The difficulty, as ever, was in framing the material.  The intention was to extend a hand from the history of science to business history.  The major link to the business historiography was some discussion of Christopher McKenna’s then-new book, The World’s Newest Profession: Management Consulting in the Twentieth Century (2006).  Mainly, however, in a typical grad student move, I substituted neologism-coining for historiographical familiarity, trying to build a “taxonomy” of professionalization using the cases at hand.  This was a sort of cynical ploy to begin with, and it didn’t go over well with the referees.  In the end, though, I did manage to convert that discussion into a more palatable form, which now appears at the end of the article.  It is now part of a healthier discussion about how the relatively narrow studies of the article should be fit into larger historical portraits of the professionalization of American business.

The gist of that discussion in both its original and final form was and is to distinguish between the rise of professional management — as in the organizational developments discussed in Alfred D. Chandler’s well-known 1977 book, The Visible Hand  — and the professionalization of specific intellectual jurisdictions and business functions (familiar to historians of science and medicine, but also present in Friedman’s book, for instance).  The idea is that OR proponents’ activities must be located in a third effort to professionalize management as if it were a jurisdiction.  In this, OR followed in the footsteps of Taylorism, cost accounting, and management consulting (as related in McKenna).

The argument is that failing to distinguish itself in this task of professionalizing management, OR tacitly fell back on a specific jurisdiction (logistics design, data analysis, etc.) where it could make a clear contribution.  Reading this back into the OR historiography, this argues against the common point that OR turned to mathematical specialism, because mathematization was the apotheosis of efforts to bring scientific credibility, authority, and prestige to managerial decision-making.  That was never a goal, nor would managers have ever entertained it seriously had it been, and OR proponents knew it.

The most valuable work on these sorts of professional dynamics is sociologist Andrew Abbott’s The System of Professions: An Essay on the Division of Expert Labor (1988), which I actually learned about from the referees.  I think my brief discussion in this article complements that book well.  I gather that the sociology of professions was abandoned with the rise of the sociology of knowledge in the historiography of science, and I would like to discuss that development in a follow-up post.

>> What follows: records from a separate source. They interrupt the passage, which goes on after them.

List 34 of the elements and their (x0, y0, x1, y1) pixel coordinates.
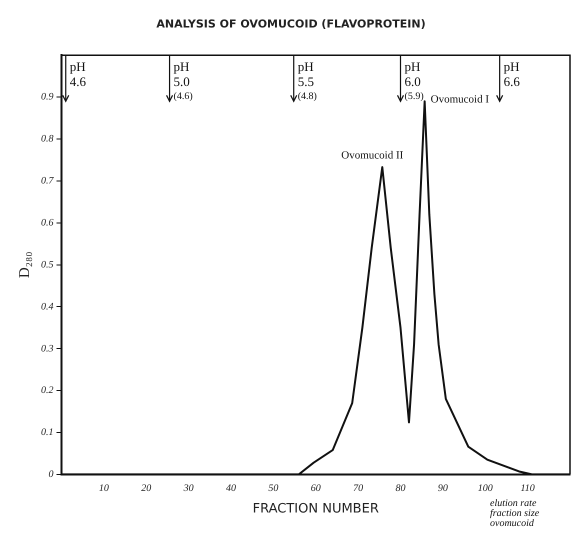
y-tick-label: 0.1 (41, 427, 54, 438)
ref-line-label: pH 5.0 (4.6) (174, 59, 193, 102)
y-tick-label: 0 (48, 469, 54, 480)
y-axis-title: D₂₈₀ (16, 252, 33, 278)
ref-line-label: pH 6.6 (504, 59, 520, 90)
x-tick-label: 100 (478, 483, 493, 494)
text: ovomucoid (490, 518, 535, 530)
x-tick-label: 10 (98, 483, 109, 494)
x-tick-label: 90 (438, 483, 448, 494)
x-tick-label: 110 (520, 483, 535, 494)
y-tick-label: 0.5 (41, 259, 54, 270)
annotation: Ovomucoid I (430, 94, 490, 106)
x-axis-title: FRACTION NUMBER (252, 502, 379, 517)
y-tick-label: 0.6 (41, 218, 54, 229)
x-tick-label: 60 (310, 483, 321, 494)
text: elution rate (490, 498, 537, 510)
y-tick-label: 0.2 (41, 385, 54, 396)
x-tick-label: 40 (226, 483, 236, 494)
ref-line-label: pH 5.5 (4.8) (298, 59, 317, 102)
x-tick-label: 30 (182, 483, 194, 494)
x-tick-label: 80 (396, 483, 406, 494)
y-tick-label: 0.3 (41, 343, 54, 354)
chart-title: ANALYSIS OF OVOMUCOID (FLAVOPROTEIN) (156, 17, 426, 30)
annotation: Ovomucoid II (341, 150, 404, 162)
ref-line-label: pH 6.0 (5.9) (404, 59, 424, 102)
text: fraction size (490, 508, 540, 520)
y-tick-label: 0.7 (41, 176, 54, 187)
y-tick-label: 0.4 (41, 301, 54, 312)
ref-line-label: pH 4.6 (70, 59, 86, 90)
x-tick-label: 70 (353, 483, 364, 494)
x-tick-label: 20 (141, 483, 152, 494)
y-tick-label: 0.9 (41, 92, 54, 103)
x-tick-label: 50 (268, 483, 278, 494)
y-tick-label: 0.8 (41, 134, 54, 145)
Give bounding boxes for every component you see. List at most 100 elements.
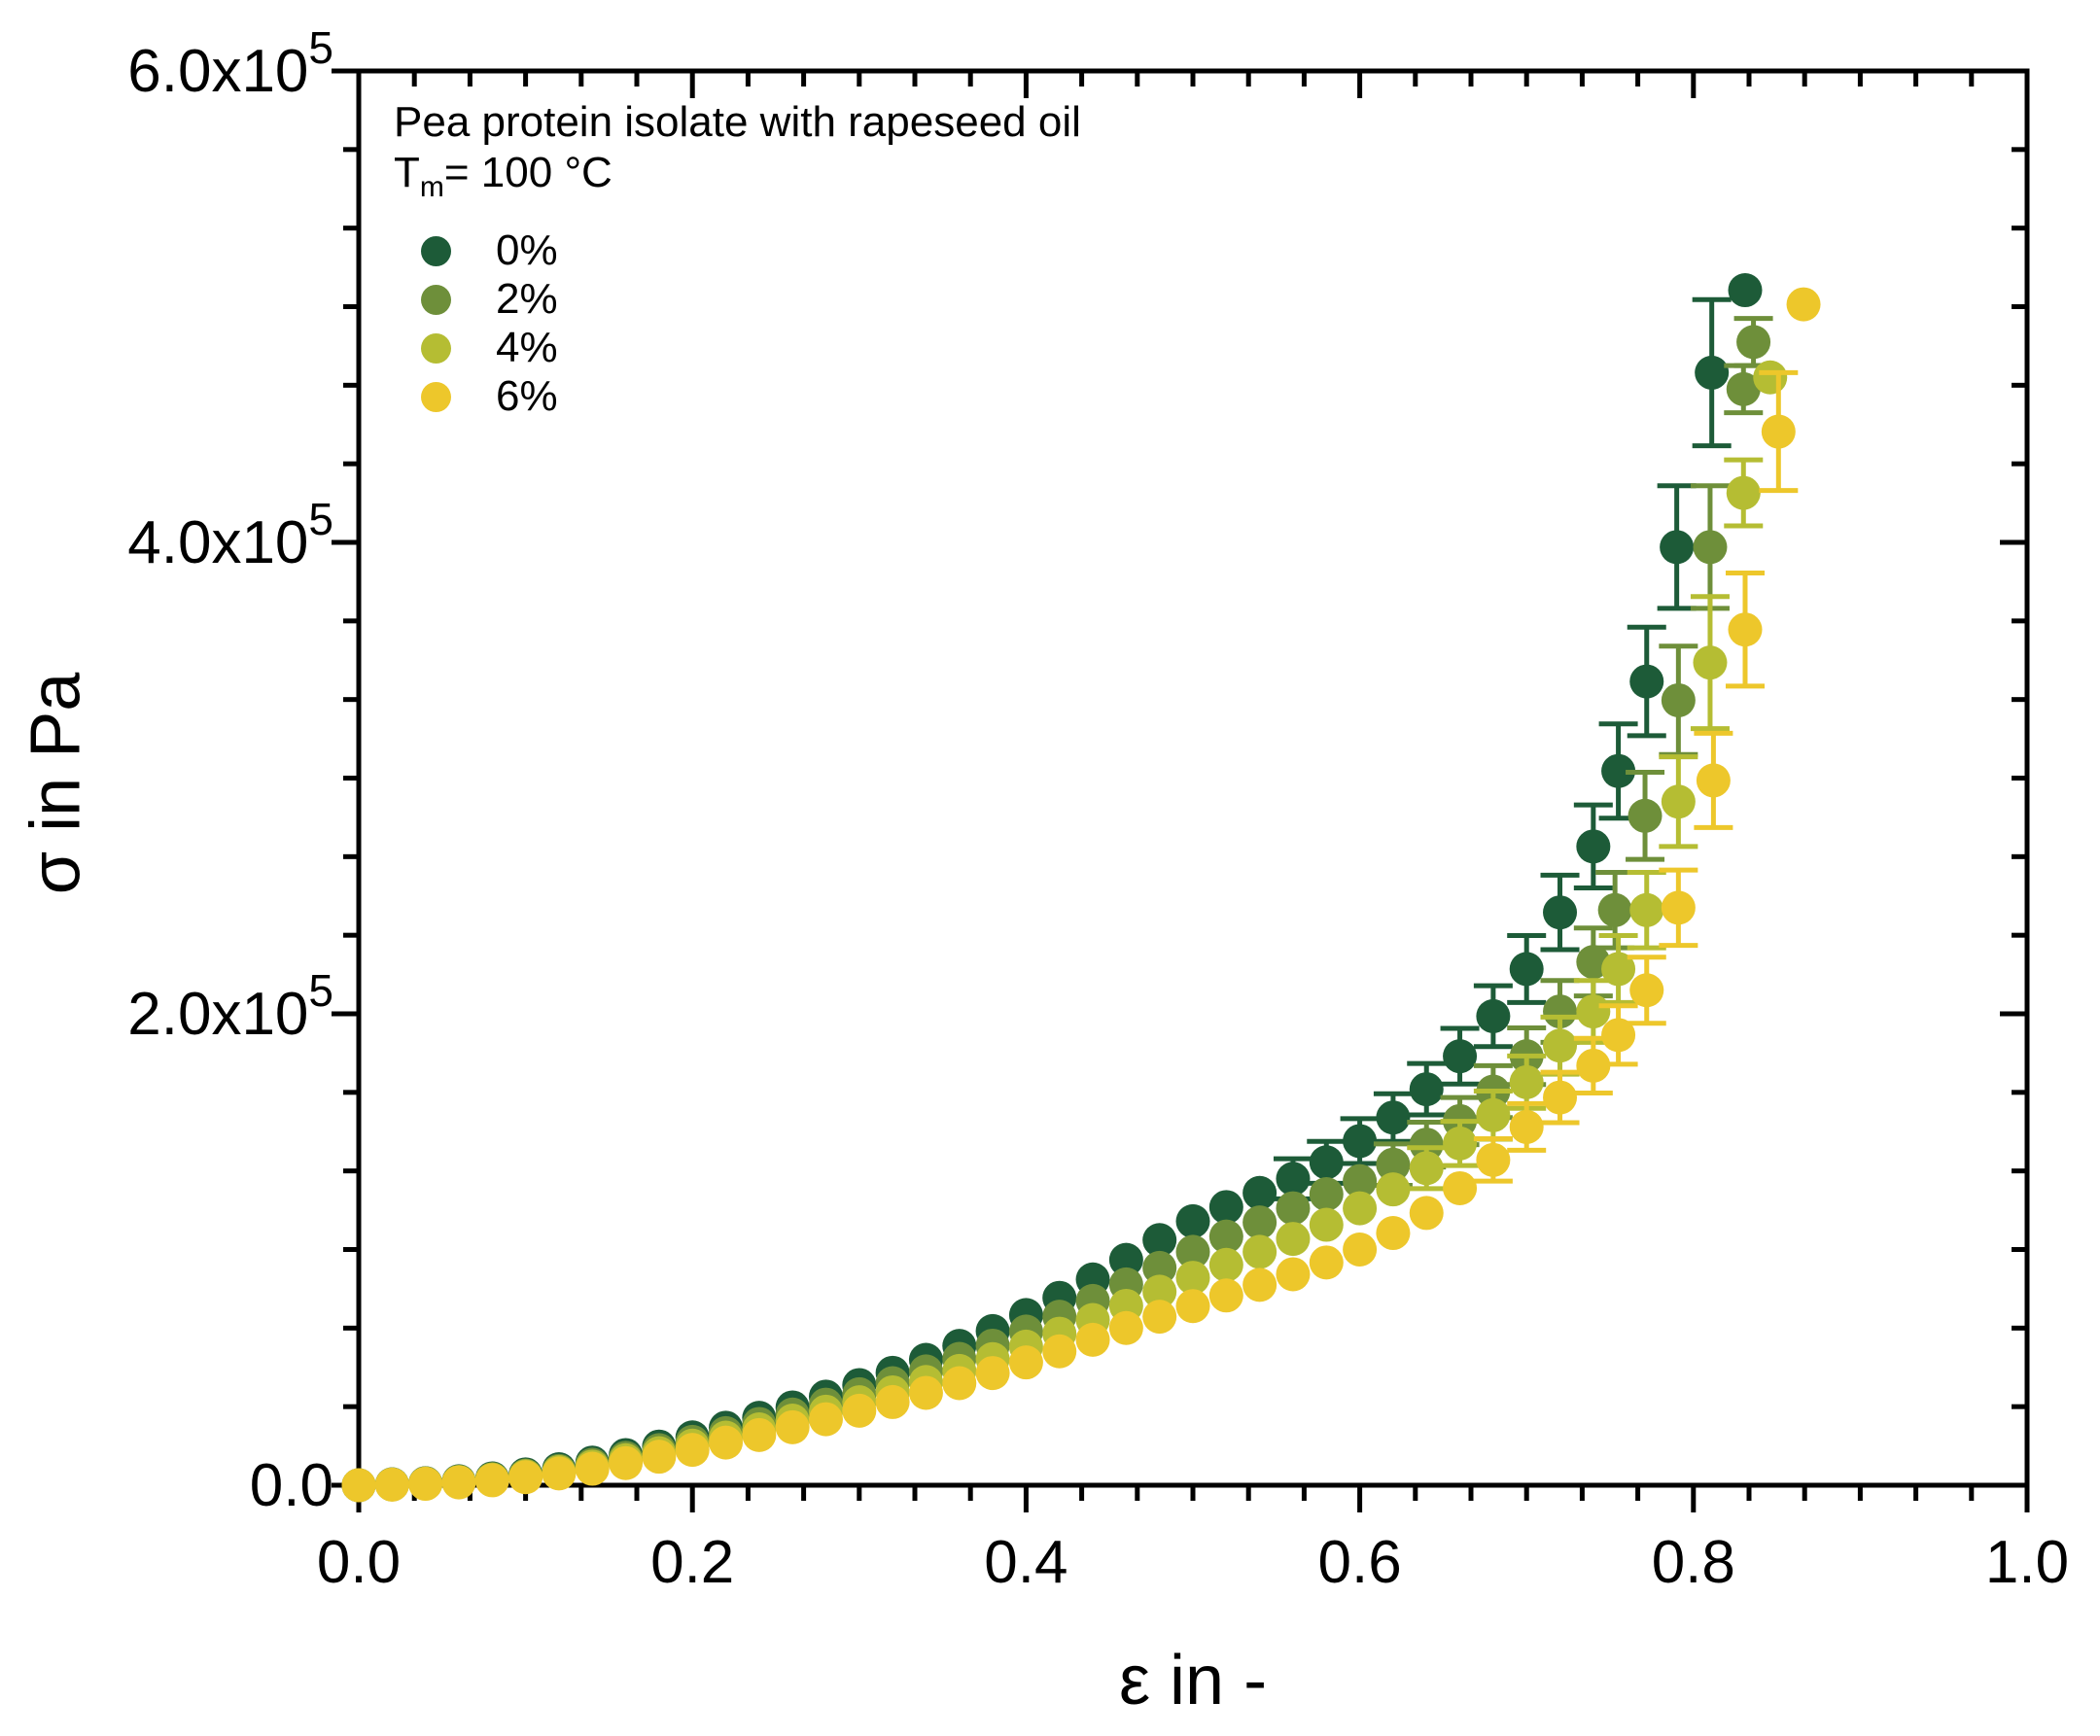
data-point-4%: [1309, 1207, 1344, 1242]
data-point-6%: [1728, 612, 1763, 647]
legend-title: Pea protein isolate with rapeseed oil: [394, 98, 1081, 146]
data-point-6%: [1543, 1080, 1578, 1115]
legend-swatch-2pct-icon: [421, 284, 451, 315]
data-point-6%: [1208, 1278, 1243, 1313]
data-point-4%: [1208, 1247, 1243, 1282]
legend-item-2pct: 2%: [394, 275, 1081, 324]
data-point-0%: [1660, 530, 1695, 565]
legend-item-label: 0%: [496, 226, 558, 274]
data-point-0%: [1343, 1124, 1378, 1159]
data-point-4%: [1509, 1064, 1544, 1099]
data-point-6%: [675, 1433, 710, 1468]
data-point-2%: [1661, 682, 1696, 717]
data-point-6%: [441, 1465, 476, 1500]
data-point-6%: [374, 1467, 409, 1502]
x-tick-label: 0.8: [1652, 1529, 1735, 1596]
data-point-6%: [1142, 1300, 1177, 1335]
legend-item-0pct: 0%: [394, 226, 1081, 275]
data-point-2%: [1543, 994, 1578, 1029]
data-point-6%: [1786, 287, 1821, 322]
data-point-4%: [1629, 892, 1664, 927]
data-point-6%: [1276, 1257, 1311, 1292]
data-point-0%: [1242, 1175, 1278, 1210]
data-point-4%: [1693, 645, 1728, 680]
data-point-6%: [1075, 1322, 1110, 1357]
data-point-6%: [1476, 1142, 1511, 1177]
data-point-6%: [742, 1417, 777, 1452]
data-point-0%: [1476, 998, 1511, 1033]
data-point-2%: [1597, 892, 1632, 927]
data-point-4%: [1142, 1274, 1177, 1309]
data-point-6%: [642, 1440, 677, 1475]
data-point-4%: [1601, 952, 1636, 987]
series-6%: [341, 287, 1821, 1503]
data-point-0%: [1175, 1203, 1210, 1238]
data-point-4%: [1376, 1172, 1411, 1207]
data-point-4%: [1726, 475, 1761, 510]
data-point-0%: [1309, 1145, 1344, 1180]
data-point-6%: [975, 1356, 1010, 1391]
data-point-6%: [1761, 414, 1796, 449]
data-point-0%: [1543, 895, 1578, 930]
legend-subtitle-subscript: m: [419, 171, 444, 203]
legend-item-4pct: 4%: [394, 324, 1081, 372]
data-point-2%: [1309, 1177, 1344, 1212]
data-point-6%: [1108, 1310, 1143, 1345]
data-point-6%: [609, 1445, 644, 1480]
data-point-2%: [1242, 1205, 1278, 1240]
data-point-0%: [1142, 1223, 1177, 1258]
data-point-4%: [1576, 994, 1611, 1029]
x-tick-label: 0.6: [1317, 1529, 1401, 1596]
x-axis-title: ε in -: [1118, 1642, 1268, 1719]
x-tick-label: 0.0: [317, 1529, 401, 1596]
legend: Pea protein isolate with rapeseed oil Tm…: [394, 97, 1081, 421]
data-point-0%: [1576, 829, 1611, 864]
data-point-4%: [1661, 784, 1696, 819]
data-point-0%: [1409, 1072, 1444, 1107]
legend-swatch-0pct-icon: [421, 235, 451, 266]
data-point-0%: [1509, 952, 1544, 987]
data-point-6%: [875, 1384, 910, 1419]
data-point-4%: [1476, 1097, 1511, 1132]
data-point-6%: [1601, 1018, 1636, 1053]
data-point-4%: [1543, 1028, 1578, 1063]
data-point-0%: [1108, 1242, 1143, 1277]
data-point-6%: [1376, 1216, 1411, 1251]
data-point-6%: [542, 1456, 577, 1491]
y-axis-title: σ in Pa: [17, 672, 95, 895]
data-point-6%: [775, 1409, 810, 1444]
data-point-6%: [575, 1451, 610, 1486]
data-point-6%: [1242, 1267, 1278, 1302]
legend-swatch-4pct-icon: [421, 332, 451, 364]
y-tick-label: 6.0x105: [127, 22, 333, 105]
data-point-4%: [1175, 1261, 1210, 1296]
data-point-6%: [1175, 1289, 1210, 1324]
data-point-0%: [1728, 273, 1763, 308]
data-point-6%: [508, 1460, 543, 1495]
legend-items: 0% 2% 4% 6%: [394, 226, 1081, 421]
data-point-4%: [1443, 1126, 1478, 1161]
legend-item-label: 2%: [496, 275, 558, 323]
data-point-6%: [341, 1468, 376, 1503]
data-point-4%: [1409, 1151, 1444, 1186]
data-point-2%: [1276, 1191, 1311, 1226]
data-point-2%: [1142, 1250, 1177, 1285]
data-point-6%: [1629, 973, 1664, 1008]
legend-swatch-6pct-icon: [421, 381, 451, 412]
data-point-6%: [1509, 1109, 1544, 1144]
legend-item-label: 4%: [496, 324, 558, 371]
data-point-2%: [1409, 1128, 1444, 1163]
y-tick-label: 0.0: [250, 1452, 333, 1519]
data-point-6%: [474, 1463, 509, 1498]
data-point-0%: [1695, 355, 1730, 390]
x-tick-label: 0.2: [650, 1529, 734, 1596]
data-point-6%: [709, 1425, 744, 1460]
data-point-2%: [1175, 1234, 1210, 1269]
data-point-6%: [1696, 763, 1731, 798]
legend-subtitle: Tm= 100 °C: [394, 149, 612, 203]
legend-item-6pct: 6%: [394, 372, 1081, 421]
data-point-6%: [842, 1393, 877, 1428]
data-point-4%: [1343, 1191, 1378, 1226]
series-4%: [341, 360, 1788, 1503]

To complete this brief history of this paper, though, I believe I switched my original framing material from the beginning to the end after the article had already been accepted in 2008 or 2009 in response to editors’ and external readers’ further comments.  The wait in the publication queue was rather long.  If I had my druthers, this would have come out around the same time as my article with Lambert Williams on Jay Forrester in 2009, as they were written more or less together, and deal with related material.  Still, the article did continue to improve up through its final pre-publication edits, so the lengthy gestation period wasn’t exactly wasted.